Al pasar el tiempo, más de diez años, quizás unos veinte, no sé cómo me reencuentro con Carla, ya odontóloga, casada, con un chamo, viviendo en Los Chorros, esa querida y apacible urbanización de Caracas. La vi hermosa, muy hermosa. Por alguna razón acordamos que yo fuera su paciente, para un tratamiento del cual no tengo idea, pero sí que requería varias sesiones. Tenía su consultorio en casa y conocí a su esposo y creo que a su chamo. Recuerdo que pensé: «Creo que él no tiene idea de lo hermosa que es su esposa, de lo especial que es, mucho menos que me encantó antes y quizás ahora». Para nada le dije a Carla lo que pensaba, ella casada, yo también, el pecado quedaba conmigo, en mi mente, en mi silencio.

 

En tal vez, la última consulta, ella comenzó a hacer su trabajo, la veo, disfruto su belleza, su voz, cerré los ojos, profundamente. Los abro y me dice: «Despertaste, que bueno, ya estoy terminando». Le pregunté: «¿Me quedé dormido?», echó una carcajada y me dijo: «Toda la hora, hasta roncaste muchacho, hasta roncaste» y sonreía, hermosamente. Muy apenado me sonrío, imagino que mi cara se puso tan roja como un tomate y le dije: «La verdad que lo siento mucho, no recuerdo nada, solo que cerré los ojos y aquí estoy, luego de esa siesta». Nos despedimos, fue la última consulta, más nunca la vi.

 

Poco tiempo después partimos para Canadá y no regresaría a Venezuela, sino unos ocho años después.
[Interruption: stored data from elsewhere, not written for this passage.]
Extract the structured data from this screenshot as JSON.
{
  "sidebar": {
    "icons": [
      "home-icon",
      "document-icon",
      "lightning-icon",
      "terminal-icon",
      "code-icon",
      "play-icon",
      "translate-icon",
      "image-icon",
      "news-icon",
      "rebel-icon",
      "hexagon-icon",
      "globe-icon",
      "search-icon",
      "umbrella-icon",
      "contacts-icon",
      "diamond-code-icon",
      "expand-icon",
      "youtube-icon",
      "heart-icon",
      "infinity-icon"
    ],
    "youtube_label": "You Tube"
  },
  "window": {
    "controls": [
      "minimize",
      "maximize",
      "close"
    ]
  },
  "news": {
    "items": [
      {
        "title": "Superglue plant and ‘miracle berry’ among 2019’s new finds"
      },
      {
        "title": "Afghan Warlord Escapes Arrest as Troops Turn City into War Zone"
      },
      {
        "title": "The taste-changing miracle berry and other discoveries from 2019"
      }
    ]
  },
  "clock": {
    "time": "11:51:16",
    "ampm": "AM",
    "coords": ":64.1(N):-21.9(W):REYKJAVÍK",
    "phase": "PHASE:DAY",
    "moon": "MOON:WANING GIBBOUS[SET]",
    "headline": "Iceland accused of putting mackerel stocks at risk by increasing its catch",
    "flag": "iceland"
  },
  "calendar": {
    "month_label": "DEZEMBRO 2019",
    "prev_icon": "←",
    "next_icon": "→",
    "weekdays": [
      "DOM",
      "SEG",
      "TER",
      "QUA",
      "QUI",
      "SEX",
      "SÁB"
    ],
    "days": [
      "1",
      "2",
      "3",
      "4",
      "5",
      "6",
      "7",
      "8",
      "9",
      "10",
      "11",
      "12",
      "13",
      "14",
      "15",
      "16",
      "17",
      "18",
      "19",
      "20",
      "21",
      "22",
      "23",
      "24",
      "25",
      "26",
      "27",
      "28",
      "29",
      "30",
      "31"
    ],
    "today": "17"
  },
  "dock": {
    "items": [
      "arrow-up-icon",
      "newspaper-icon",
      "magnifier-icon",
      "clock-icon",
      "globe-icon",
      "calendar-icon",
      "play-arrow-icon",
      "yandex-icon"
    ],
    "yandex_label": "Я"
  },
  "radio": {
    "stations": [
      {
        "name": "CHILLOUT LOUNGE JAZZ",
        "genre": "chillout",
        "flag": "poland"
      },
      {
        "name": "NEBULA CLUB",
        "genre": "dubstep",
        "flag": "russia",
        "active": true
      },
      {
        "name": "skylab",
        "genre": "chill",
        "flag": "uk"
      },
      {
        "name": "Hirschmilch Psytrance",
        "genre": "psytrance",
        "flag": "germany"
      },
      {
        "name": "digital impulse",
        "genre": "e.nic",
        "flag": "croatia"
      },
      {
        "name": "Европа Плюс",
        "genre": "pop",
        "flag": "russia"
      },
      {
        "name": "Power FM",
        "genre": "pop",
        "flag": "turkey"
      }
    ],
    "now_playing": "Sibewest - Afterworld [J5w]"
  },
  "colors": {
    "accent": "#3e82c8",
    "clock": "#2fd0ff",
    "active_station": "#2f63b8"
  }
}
No volví a recordar a Carla hasta que una vez la encontré en el mundo digital. Su hijo grande, quizás divorciada, lo intuí. Como muchos de nosotros, ya no estaba en Venezuela. 

 

De Carla, el recuerdo bonito de esos amores que nunca fueron, pero que de pronto salen de tu memoria. De ese momento de mi historia, de muchacho universitario, quizás de los más hermosos que he vivido, como hermoso el recuerdo de lo que sentí por la pequeña de la profesora Rosita Coccorese.